R – São várias, né? Uma que eu
acho uma das mais fotografadas que eu acho na Ilhabela, hoje, é o Cristo que ele tem lá na frente da igreja, né? Aquele Cristo lá é um marco da vida do Gilmar, foi uma obra que ele fez, fez muito tempo lá aquela obra e foi difícil de colocar na cruz, porque só tinha a cruz lá, não tinha obra nenhuma. Na época, tinha que passar por cima de política e tal para pôr uma obra ali, é complicado com padre, complica com freira, complica com prefeito… Foi complicado para ele e aí, ele começou a fazer a obra e ele tem uma história, inclusive, disso. Ele não conseguia fazer o rosto do Cristo, dar identidade, que é o rosto, né? E ele falava pra mim: “Não adianta, cara, eu não vou conseguir fazer esse Cristo, não vou conseguir, eu já acabei o Cristo, mas o rosto eu não consigo dar a expressão do rosto do Cristo”, ele não conseguia. Até que um dia, eu passei na porta da casa dele, a Rosangela falou: “Gilmar saiu correndo aqui para acabar o Cristo dele”, falei: “O que aconteceu?” “Ele recebeu um negócio, uma mensagem aí, ele saiu correndo daqui, foi lá e tá lá fazendo”, aí eu fui lá falar com ele no ateliê dele, ele falou: “Geraldo, veio na minha mente a imagem do Cristo e eu tô terminando aqui”. Ele terminou o Cristo e tá lá até hoje. Pra mim, foi uma coisa muito marcante aquele Cristo. Que dizer, hoje tem aquela obra no portal da cidade, que é o mapa da cidade que pra nós é especial, Ilhabela que tá ali, e é uma obra enorme, também e tem outras obras aí na cidade, tem várias obras, ele é chamado sempre pra fazer e aquele Cristo lá… A maioria das obras dele foi doação para o município, inclusive o Cristo, foi doação do Gilmar Pinna para o município, então, ele é um moleque especial. Gilmar é especial. É moleque ainda, modo de falar, né, porque ele é mais novo que eu, dois anos, só. Mas é moleque, vai ser… ele é uma eterna criança e ele é feliz por isso.
P/1 – E pra gente ir encerrando, eu queria que você falasse pra gente quais são os seus sonhos, Geraldo.

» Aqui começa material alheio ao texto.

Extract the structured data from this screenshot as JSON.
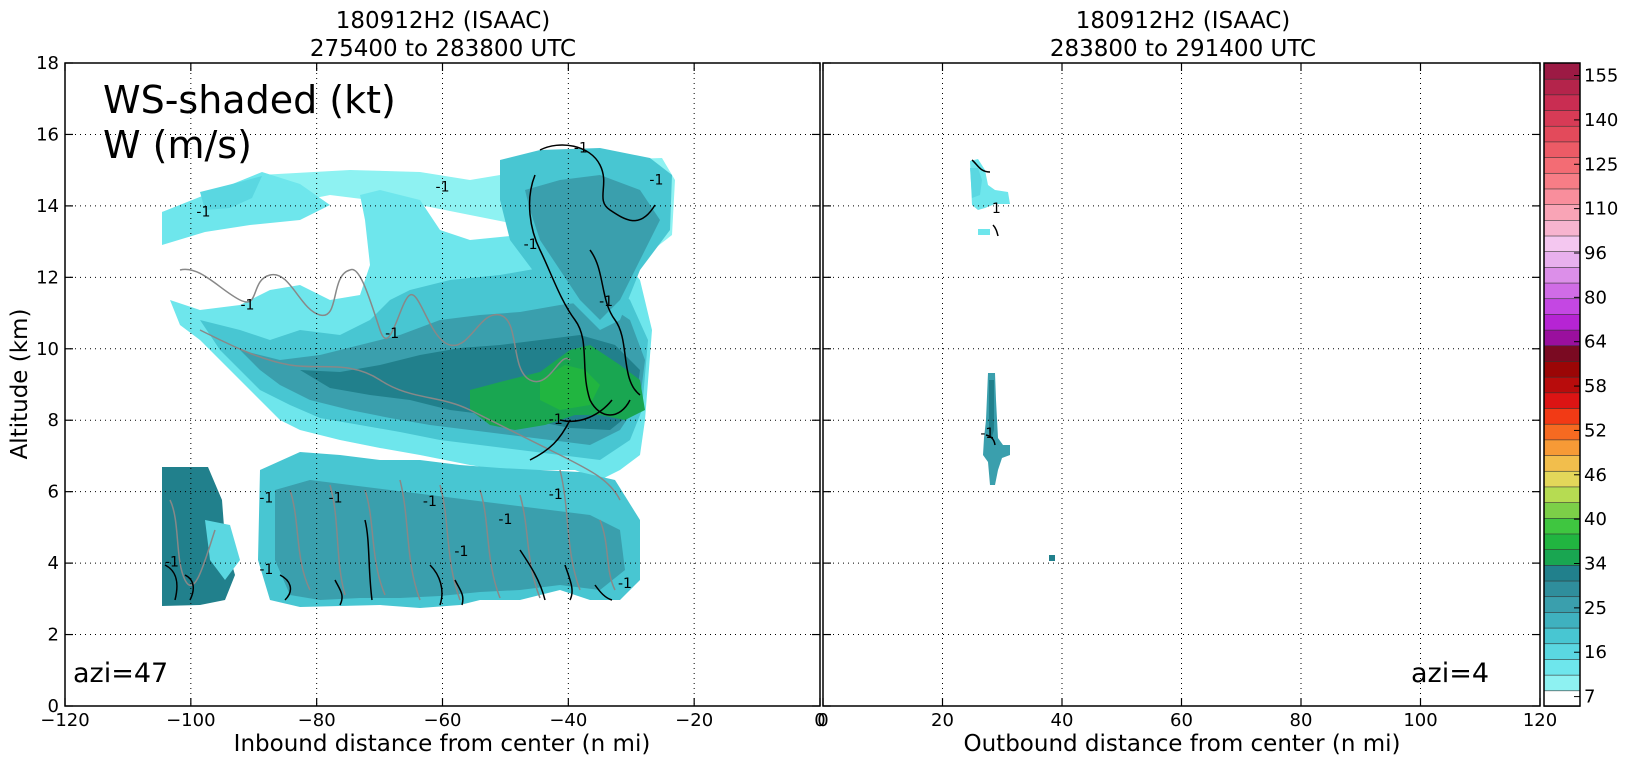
{
  "chart_data": [
    {
      "type": "heatmap",
      "title": "180912H2 (ISAAC)",
      "subtitle": "275400 to 283800 UTC",
      "xlabel": "Inbound distance from center (n mi)",
      "ylabel": "Altitude (km)",
      "xlim": [
        -120,
        0
      ],
      "ylim": [
        0,
        18
      ],
      "xticks": [
        "−120",
        "−100",
        "−80",
        "−60",
        "−40",
        "−20",
        "0"
      ],
      "xtick_values": [
        -120,
        -100,
        -80,
        -60,
        -40,
        -20,
        0
      ],
      "yticks": [
        "0",
        "2",
        "4",
        "6",
        "8",
        "10",
        "12",
        "14",
        "16",
        "18"
      ],
      "ytick_values": [
        0,
        2,
        4,
        6,
        8,
        10,
        12,
        14,
        16,
        18
      ],
      "grid": true,
      "legend_text": [
        "WS-shaded (kt)",
        "W (m/s)"
      ],
      "annotation": "azi=47",
      "contour_labels": [
        {
          "text": "-1",
          "x": -98,
          "y": 13.7
        },
        {
          "text": "-1",
          "x": -91,
          "y": 11.1
        },
        {
          "text": "-1",
          "x": -68,
          "y": 10.3
        },
        {
          "text": "-1",
          "x": -60,
          "y": 14.4
        },
        {
          "text": "-1",
          "x": -38,
          "y": 15.5
        },
        {
          "text": "-1",
          "x": -46,
          "y": 12.8
        },
        {
          "text": "-1",
          "x": -34,
          "y": 11.2
        },
        {
          "text": "-1",
          "x": -26,
          "y": 14.6
        },
        {
          "text": "-1",
          "x": -42,
          "y": 7.9
        },
        {
          "text": "-1",
          "x": -88,
          "y": 5.7
        },
        {
          "text": "-1",
          "x": -77,
          "y": 5.7
        },
        {
          "text": "-1",
          "x": -62,
          "y": 5.6
        },
        {
          "text": "-1",
          "x": -50,
          "y": 5.1
        },
        {
          "text": "-1",
          "x": -42,
          "y": 5.8
        },
        {
          "text": "-1",
          "x": -103,
          "y": 3.9
        },
        {
          "text": "-1",
          "x": -88,
          "y": 3.7
        },
        {
          "text": "-1",
          "x": -57,
          "y": 4.2
        },
        {
          "text": "-1",
          "x": -31,
          "y": 3.3
        }
      ]
    },
    {
      "type": "heatmap",
      "title": "180912H2 (ISAAC)",
      "subtitle": "283800 to 291400 UTC",
      "xlabel": "Outbound distance from center (n mi)",
      "xlim": [
        0,
        120
      ],
      "ylim": [
        0,
        18
      ],
      "xticks": [
        "0",
        "20",
        "40",
        "60",
        "80",
        "100",
        "120"
      ],
      "xtick_values": [
        0,
        20,
        40,
        60,
        80,
        100,
        120
      ],
      "grid": true,
      "annotation": "azi=4",
      "contour_labels": [
        {
          "text": "1",
          "x": 29,
          "y": 13.8
        },
        {
          "text": "-1",
          "x": 27.5,
          "y": 7.5
        }
      ]
    }
  ],
  "colorbar": {
    "label_values": [
      "7",
      "16",
      "25",
      "34",
      "40",
      "46",
      "52",
      "58",
      "64",
      "80",
      "96",
      "110",
      "125",
      "140",
      "155"
    ],
    "colors": [
      "#ffffff",
      "#8ef2f2",
      "#6ee6ec",
      "#5ad7e1",
      "#48c6d2",
      "#3fb1bf",
      "#3a9fad",
      "#2f8e9c",
      "#21808c",
      "#19a651",
      "#21b540",
      "#3fc640",
      "#7ccf48",
      "#b6dc52",
      "#e3d75a",
      "#f2be4c",
      "#f79a36",
      "#f66a21",
      "#f23a15",
      "#dc1414",
      "#b80c0c",
      "#9b0606",
      "#7a0a22",
      "#9a0f9e",
      "#b624d4",
      "#c447e3",
      "#d06ce6",
      "#dc8fe9",
      "#e8b0ee",
      "#f4c7f0",
      "#f7b4cf",
      "#f9a4b6",
      "#f98e9c",
      "#f77d86",
      "#f36c74",
      "#ec5b66",
      "#e34a5b",
      "#d73b56",
      "#c92d52",
      "#b4244b",
      "#9c1a44"
    ]
  }
}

R – Tem muito, né? (risos) Quero ficar aqui na Ilhabela, continuar morando aqui, ver meus filhos crescerem mais do que estão, desenvolverem. A família é tudo na vida sua, né, você tá bem com a sua família, você tá bem com o resto em volta, né? Então, eu tenho orgulho dos meus filhos e são caiçara pé rachado igual eu, também, né? Moram fora porque as atividades deles hoje são mais fáceis fora, mas eles estão aqui sempre, eles me acompanham e eu tenho orgulho daqui. Fiquei morando um pouco fora, tive que morar porque a minha atividade na Ilhabela não tava bem desenvolvida ainda e eu fiquei um pouco fora, mas não fora muito, perto, Ubatuba, morava, trabalhava em Ubatuba, mas nunca deixei de frequentar minha cidade, meus problemas do meu dia a dia com a comunidade, nunca esqueci os problemas da minha infância, que hoje continuam tendo os problemas na cidade, ainda tem vários problemas, logico, mas melhorou 1000% e a gente tá aqui lutando para que Ilhabela nunca pare, né? Continue no rumo certo e é bom. Ilhabela, hoje, é uma cidade planejada, tá direitinho, tá funcionando bem tudo. É
orgulho, você vê Ilhabela funcionando tudo direitinho, né, para quem passou a infância igual eu passei, não foi nada sofrido, porque nada é sofrido, você tem orgulho da onde você nasce, era mais difíceis as coisas, né, hoje não, hoje é tudo mais fácil, né? Esse é o progresso que a gente tem que olhar com carinho. O progresso é o progresso, ninguém vai… Você pode brigar hoje, mas daqui dez anos, ele vai estar aí, você vai brigar que não quer balsa, daqui dez anos, a balsa tá aí, vai ter balsa para mil carros. “Não pode”, mas vai ter, não tem como você brigar, né? Lógico que eu queria Ilhabela só pra mim, eu queria, mas não tem, tem que dividir Ilhabela com todo mundo, essa beleza não pode só para quem nasceu aqui, tem que ser para todo mundo. Isso é um orgulho pra mim.
P/1 – Tá certo. Então com isso, a gente em nome do Museu da Pessoa e também da prefeitura de Ilhabela, agradece a sua entrevista. Muito obrigada.